Il y a 500 ans, la mort du chevalier Bayard
La vie de Pierre Terrail de Bayard (1475-1524), narrée par l’un de ses compagnons d’armes, Jacques de Mailles, dans La très joyeuse, plaisante et récréative histoire du gentil seigneur de Bayart, est à redécouvrir…
Son nom figure au panthéon des plus grands de notre histoire et claque à nos oreilles autant qu’il émeut notre sensibilité : Pierre Terrail, fils d’Aymon seigneur de Bayard et lui-même connu sous le nom du chevalier Bayard, est mort il y a exactement 500 ans.
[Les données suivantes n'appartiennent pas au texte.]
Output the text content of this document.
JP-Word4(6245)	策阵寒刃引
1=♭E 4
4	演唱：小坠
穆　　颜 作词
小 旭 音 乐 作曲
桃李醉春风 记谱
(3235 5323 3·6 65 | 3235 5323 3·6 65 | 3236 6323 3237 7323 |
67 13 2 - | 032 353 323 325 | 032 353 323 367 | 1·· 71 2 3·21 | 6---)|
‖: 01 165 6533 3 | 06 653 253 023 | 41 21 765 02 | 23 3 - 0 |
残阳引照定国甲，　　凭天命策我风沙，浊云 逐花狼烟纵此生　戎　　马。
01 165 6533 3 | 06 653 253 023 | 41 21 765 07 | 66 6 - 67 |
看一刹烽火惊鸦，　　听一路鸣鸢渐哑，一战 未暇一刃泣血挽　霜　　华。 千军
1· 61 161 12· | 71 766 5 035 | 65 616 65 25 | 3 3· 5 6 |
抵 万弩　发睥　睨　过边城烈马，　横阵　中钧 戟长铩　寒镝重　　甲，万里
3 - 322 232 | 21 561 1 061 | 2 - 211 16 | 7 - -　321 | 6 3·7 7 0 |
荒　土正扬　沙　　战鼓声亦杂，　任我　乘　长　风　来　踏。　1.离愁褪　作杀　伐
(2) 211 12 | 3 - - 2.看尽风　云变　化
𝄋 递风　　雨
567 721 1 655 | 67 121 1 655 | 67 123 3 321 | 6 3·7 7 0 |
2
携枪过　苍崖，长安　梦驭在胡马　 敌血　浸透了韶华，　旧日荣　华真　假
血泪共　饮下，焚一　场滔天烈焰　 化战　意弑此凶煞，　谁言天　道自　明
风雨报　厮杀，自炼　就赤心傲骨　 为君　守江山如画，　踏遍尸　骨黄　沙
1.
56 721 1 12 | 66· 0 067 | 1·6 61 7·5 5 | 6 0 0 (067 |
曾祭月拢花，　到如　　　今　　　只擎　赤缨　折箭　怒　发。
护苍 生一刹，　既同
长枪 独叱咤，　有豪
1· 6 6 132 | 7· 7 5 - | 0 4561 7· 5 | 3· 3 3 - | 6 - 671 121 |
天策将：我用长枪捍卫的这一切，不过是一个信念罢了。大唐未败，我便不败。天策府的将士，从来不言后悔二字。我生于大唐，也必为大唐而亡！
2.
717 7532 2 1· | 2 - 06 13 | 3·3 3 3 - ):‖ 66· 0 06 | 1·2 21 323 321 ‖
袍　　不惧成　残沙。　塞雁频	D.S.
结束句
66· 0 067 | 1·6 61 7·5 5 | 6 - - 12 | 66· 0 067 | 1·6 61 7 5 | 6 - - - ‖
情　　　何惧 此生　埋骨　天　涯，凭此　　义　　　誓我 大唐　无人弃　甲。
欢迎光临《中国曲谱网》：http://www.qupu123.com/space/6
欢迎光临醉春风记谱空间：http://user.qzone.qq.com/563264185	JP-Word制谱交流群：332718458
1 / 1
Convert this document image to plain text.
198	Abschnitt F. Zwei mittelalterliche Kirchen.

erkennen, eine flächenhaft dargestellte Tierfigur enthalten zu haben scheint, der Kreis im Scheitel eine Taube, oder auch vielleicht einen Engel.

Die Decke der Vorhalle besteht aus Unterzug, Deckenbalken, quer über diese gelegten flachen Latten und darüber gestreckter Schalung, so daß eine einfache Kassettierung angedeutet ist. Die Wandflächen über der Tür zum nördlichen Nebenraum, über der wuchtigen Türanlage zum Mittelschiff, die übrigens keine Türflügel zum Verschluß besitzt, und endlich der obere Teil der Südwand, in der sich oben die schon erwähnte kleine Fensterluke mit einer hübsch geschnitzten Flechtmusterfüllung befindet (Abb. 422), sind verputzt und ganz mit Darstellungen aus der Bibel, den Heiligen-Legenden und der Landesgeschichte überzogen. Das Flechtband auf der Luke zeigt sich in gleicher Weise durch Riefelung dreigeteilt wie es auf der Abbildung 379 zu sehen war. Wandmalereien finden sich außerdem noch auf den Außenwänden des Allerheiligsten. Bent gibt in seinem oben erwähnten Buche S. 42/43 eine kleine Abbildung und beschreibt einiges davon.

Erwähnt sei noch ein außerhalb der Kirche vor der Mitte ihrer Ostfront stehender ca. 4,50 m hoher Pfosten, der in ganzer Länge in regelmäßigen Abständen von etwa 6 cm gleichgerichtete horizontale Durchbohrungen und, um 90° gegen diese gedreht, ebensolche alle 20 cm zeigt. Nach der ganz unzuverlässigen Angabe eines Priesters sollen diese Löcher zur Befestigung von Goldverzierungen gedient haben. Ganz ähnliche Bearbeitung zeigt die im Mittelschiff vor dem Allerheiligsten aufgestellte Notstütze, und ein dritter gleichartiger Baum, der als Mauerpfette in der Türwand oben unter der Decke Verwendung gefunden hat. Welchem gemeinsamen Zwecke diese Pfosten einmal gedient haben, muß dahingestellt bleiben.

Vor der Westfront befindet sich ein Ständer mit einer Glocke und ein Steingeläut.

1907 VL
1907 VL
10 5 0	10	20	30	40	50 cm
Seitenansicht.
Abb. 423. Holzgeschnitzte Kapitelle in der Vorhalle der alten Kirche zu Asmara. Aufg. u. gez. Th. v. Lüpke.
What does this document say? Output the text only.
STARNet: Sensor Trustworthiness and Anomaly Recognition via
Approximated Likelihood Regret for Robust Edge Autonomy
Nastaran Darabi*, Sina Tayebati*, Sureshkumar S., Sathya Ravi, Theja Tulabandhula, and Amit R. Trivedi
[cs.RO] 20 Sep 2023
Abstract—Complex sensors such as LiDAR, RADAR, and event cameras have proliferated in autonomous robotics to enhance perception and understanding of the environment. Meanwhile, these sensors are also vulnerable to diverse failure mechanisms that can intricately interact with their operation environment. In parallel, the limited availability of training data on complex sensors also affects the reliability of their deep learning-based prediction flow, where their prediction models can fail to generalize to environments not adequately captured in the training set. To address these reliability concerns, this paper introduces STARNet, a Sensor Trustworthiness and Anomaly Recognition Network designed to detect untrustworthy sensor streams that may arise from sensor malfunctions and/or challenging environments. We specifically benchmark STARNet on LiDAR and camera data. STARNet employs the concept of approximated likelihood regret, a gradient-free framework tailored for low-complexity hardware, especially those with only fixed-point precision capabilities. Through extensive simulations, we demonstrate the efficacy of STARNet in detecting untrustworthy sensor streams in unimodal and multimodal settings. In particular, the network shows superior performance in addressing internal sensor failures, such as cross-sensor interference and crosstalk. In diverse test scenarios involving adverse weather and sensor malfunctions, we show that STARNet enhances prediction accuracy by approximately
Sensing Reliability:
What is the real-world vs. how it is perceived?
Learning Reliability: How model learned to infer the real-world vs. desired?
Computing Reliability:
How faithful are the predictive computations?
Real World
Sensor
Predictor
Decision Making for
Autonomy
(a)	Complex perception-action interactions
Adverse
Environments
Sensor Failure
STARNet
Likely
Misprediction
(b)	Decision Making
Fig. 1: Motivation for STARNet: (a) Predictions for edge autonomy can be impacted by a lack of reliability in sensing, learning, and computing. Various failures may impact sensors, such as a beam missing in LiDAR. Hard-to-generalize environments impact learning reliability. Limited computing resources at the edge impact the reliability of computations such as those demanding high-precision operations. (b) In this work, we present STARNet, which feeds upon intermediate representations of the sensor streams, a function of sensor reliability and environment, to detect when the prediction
Ses exploits chroniqués par un « Loyal Serviteur »
Rares sont les militaires dont la postérité aura permis de les maintenir dans la connaissance publique et populaire aussi longtemps ; rares aussi sont les héros qui peuvent, par la simple évocation de leur nom, convoquer aussi efficacement le souvenir d’autant de vertus. Il était connu de son vivant pour être, par excellence, l’homme de toutes les qualités : pieux dans sa foi, fidèle dans son allégeance, brave dans son métier, le chevalier Bayard sans peur et sans reproche appartient à la véritable élite dont un pays peut s’enorgueillir : celle qui se tient droit dans ses devoirs, ne s’en écarte jamais y compris s’il faut le payer de sa vie. La France, notamment son armée, a longtemps entretenu le souvenir du grand militaire et si tant de générations de soldats et d’officiers ont pu si souvent empêcher que la France ne cède sous la pression des forces hostiles qui s’exerçaient à ses frontières, c’est en grande partie parce que l’ombre de Bayard planait par-dessus nos guerriers et faisait retomber sur eux un peu de l’exemple du grand homme.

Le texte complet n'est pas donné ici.